Single-Payer Is Not Feasible
It means long wait times, worse care
Sure, it may be nice to envision single-payer health care as a means to ensure that care is available to everyone. The problem, as Canadians can attest, is that, in practice, it can mean that while more citizens are covered, their standard of care is lower. Under the Canadian system, a typical patient can expect to wait 20 weeks after seeing a doctor to begin treatment with a specialist. As imperfect as the US health system is, American patients rarely see wait times approaching this length. Too often, these delays can mean the difference between life and death. Perhaps that is why many Canadians end up crossing the border for US medical treatment. In many ways, the quality of health care in the US surpasses that of Canada and Western Europe.
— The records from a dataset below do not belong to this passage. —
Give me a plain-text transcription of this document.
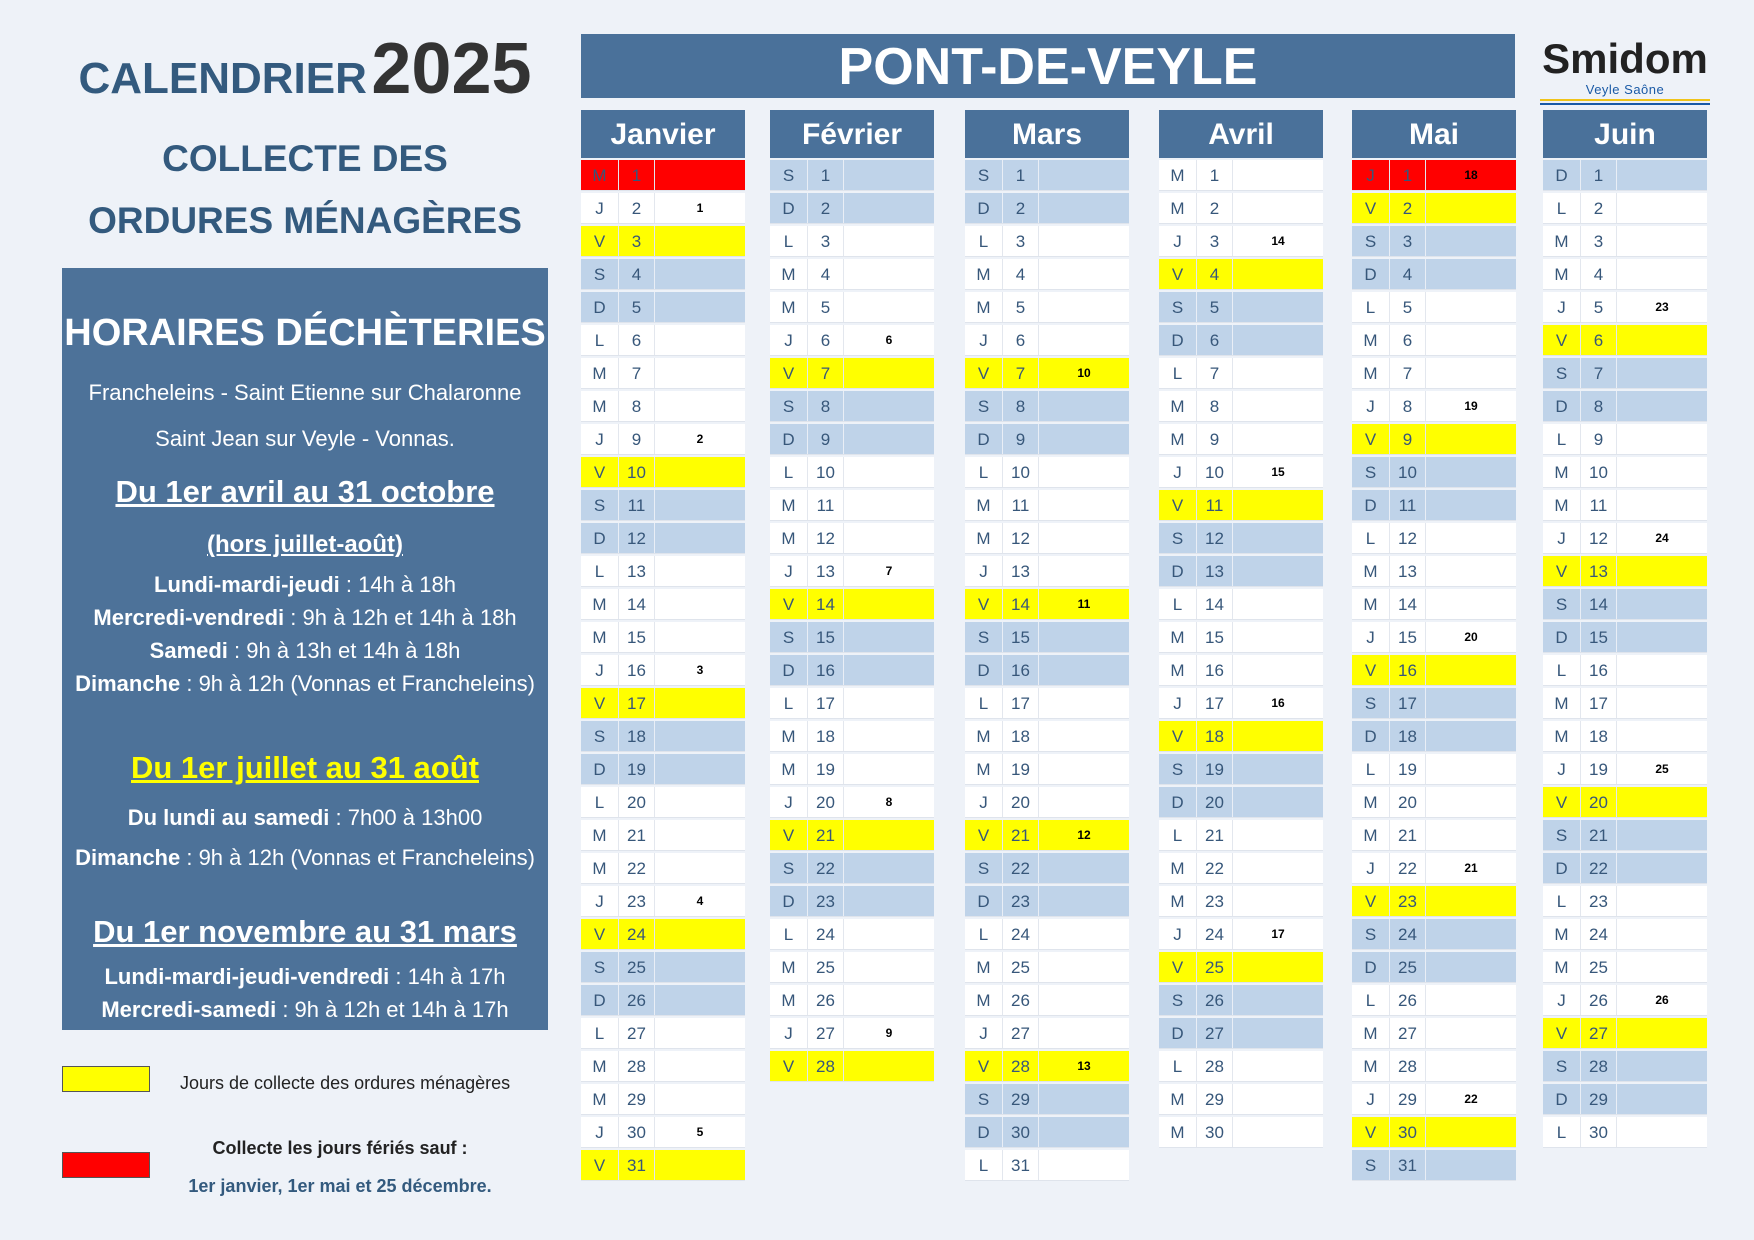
CALENDRIER 2025
COLLECTE DES
ORDURES MÉNAGÈRES
HORAIRES DÉCHÈTERIES
Francheleins - Saint Etienne sur Chalaronne
Saint Jean sur Veyle - Vonnas.
Du 1er avril au 31 octobre
(hors juillet-août)
Lundi-mardi-jeudi : 14h à 18h
Mercredi-vendredi : 9h à 12h et 14h à 18h
Samedi : 9h à 13h et 14h à 18h
Dimanche : 9h à 12h (Vonnas et Francheleins)
Du 1er juillet au 31 août
Du lundi au samedi : 7h00 à 13h00
Dimanche : 9h à 12h (Vonnas et Francheleins)
Du 1er novembre au 31 mars
Lundi-mardi-jeudi-vendredi : 14h à 17h
Mercredi-samedi : 9h à 12h et 14h à 17h
Jours de collecte des ordures ménagères
Collecte les jours fériés sauf :
1er janvier, 1er mai et 25 décembre.
PONT-DE-VEYLE	Smidom
Veyle Saône
Janvier
M	1
J	2	1
V	3
S	4
D	5
L	6
M	7
M	8
J	9	2
V	10
S	11
D	12
L	13
M	14
M	15
J	16	3
V	17
S	18
D	19
L	20
M	21
M	22
J	23	4
V	24
S	25
D	26
L	27
M	28
M	29
J	30	5
V	31
Février
S	1
D	2
L	3
M	4
M	5
J	6	6
V	7
S	8
D	9
L	10
M	11
M	12
J	13	7
V	14
S	15
D	16
L	17
M	18
M	19
J	20	8
V	21
S	22
D	23
L	24
M	25
M	26
J	27	9
V	28
Mars
S	1
D	2
L	3
M	4
M	5
J	6
V	7	10
S	8
D	9
L	10
M	11
M	12
J	13
V	14	11
S	15
D	16
L	17
M	18
M	19
J	20
V	21	12
S	22
D	23
L	24
M	25
M	26
J	27
V	28	13
S	29
D	30
L	31
Avril
M	1
M	2
J	3	14
V	4
S	5
D	6
L	7
M	8
M	9
J	10	15
V	11
S	12
D	13
L	14
M	15
M	16
J	17	16
V	18
S	19
D	20
L	21
M	22
M	23
J	24	17
V	25
S	26
D	27
L	28
M	29
M	30
Mai
J	1	18
V	2
S	3
D	4
L	5
M	6
M	7
J	8	19
V	9
S	10
D	11
L	12
M	13
M	14
J	15	20
V	16
S	17
D	18
L	19
M	20
M	21
J	22	21
V	23
S	24
D	25
L	26
M	27
M	28
J	29	22
V	30
S	31
Juin
D	1
L	2
M	3
M	4
J	5	23
V	6
S	7
D	8
L	9
M	10
M	11
J	12	24
V	13
S	14
D	15
L	16
M	17
M	18
J	19	25
V	20
S	21
D	22
L	23
M	24
M	25
J	26	26
V	27
S	28
D	29
L	30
The private market drives innovation
America’s profit-driven health care market has its flaws, but it has also contributed to making the US the most innovative country in the world in the field of medicine. In the last 10 years, nearly half of the winners of the Nobel Prize in Physiology or Medicine have hailed from the US, a far higher rate than any other country. This trend dates back decades. Nobel Prizes are just one way to measure. In 2009, 40 percent of articles published in biomedical journals came from the US, three times as many as its nearest competitor. And more than 40 percent of new drugs are developed in America. Were the US to abandon its private sector model, the country and the wider world would lose out on this innovation.
It is unaffordable
Americans may be willing to spend a little more money for the security of knowing they would receive quality health care. According to some estimates, the costs of enacting a single-payer system, though, would not just be high. They would be astronomical. Examining a past proposal by Senator Bernie Sanders, the non-partisan Urban Institute found that it would increase spending by $32 trillion over 10 years. The Committee for a Responsible Federal Budget pegged the number even higher. According to the Washington Post, such a spending hike would require “a tax increase so huge that even the democratic socialist Mr. Sanders did not propose anything close to it.” The only way to square his proposal, as New York Times columnist Paul Krugman noted, was with a “huge magic asterisk.”
The Bottom Line: Single-payer health care in the US would require an increase in government spending but would allow for wider coverage across the population. Would the quality of care decrease, and if so, is that a worthwhile trade-off to ensure everyone is covered? What do you think?